Untuk menghadapi perlawanan Peta di bawah pimpinan Supriyadi, Jepang mengerahkan semua pasukannya dan mulai memblokir serta mengepung pertahanan pasukan Peta tersebut. Namun, pasukan Supriyadi tetap bertahan. Mengingat semangat, tekad, dan keuletan pasukan Supriyadi dan Muradi tersebut, maka Jepang mulai menggunakan tipu muslihat. Komandan pasukan Jepang Kolonel Katagiri berpura-pura menyerah kepada pasukan Muradi. Kolonel Katagiri kemudian bertukar pikiran dengan anggota pasukan Peta dengan lemah lembut, penuh kesantunan, sehingga hati para pemuda yang telah memuncak panas itu bisa membalik menjadi dingin kembali.

Kolonel Katagiri berhasil mengadakan persetujuan dengan mereka. Para pemuda Peta yang melancarkan serangan bersedia kembali ke daidan beserta senjata-senjatanya. Katagiri menjanjikan, bahwa segala sesuatu akan dianggap soal interen daidan, dan akan diurus oleh Daidanco Surakhmad. Mereka akan diterima kembali dan tidak akan dibawa ke depan pengadilan militer. Dengan hasil kesepakatan itu, maka pada suatu hari kira-kira pukul delapan malam Shodanco Muradi tiba bersama pasukannya kembali ke daidan.

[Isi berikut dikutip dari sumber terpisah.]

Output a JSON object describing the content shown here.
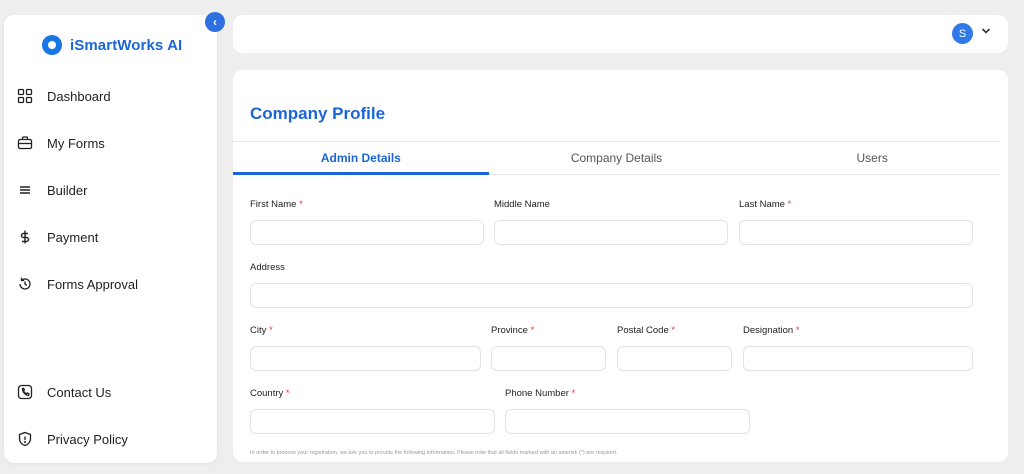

Di sini sudah berderet barisan para perwira di bawah pimpinan Daidanco Surahmad. Sejenak kemudian Shodanco Muradi maju, lapor kepada Daidanco Surakhmad, bahwa pasukannya telah kembali. Mereka juga menyatakan menyesal atas perbuatan melawan Jepang dan berjanji untuk setia kepada kesatuannya. Mereka tidak menyadari bahwa telah masuk perangkap, karena dari tempat-tempat yang gelap pasukan Jepang telah mengepung mereka. Mereka kemudian dilucuti senjatanya dan ditawan, diangkut ke Markas Kempetai Blitar. Ternyata Muradi yang sudah menyerah tetap diadili dan dijatuhi hukuman mati.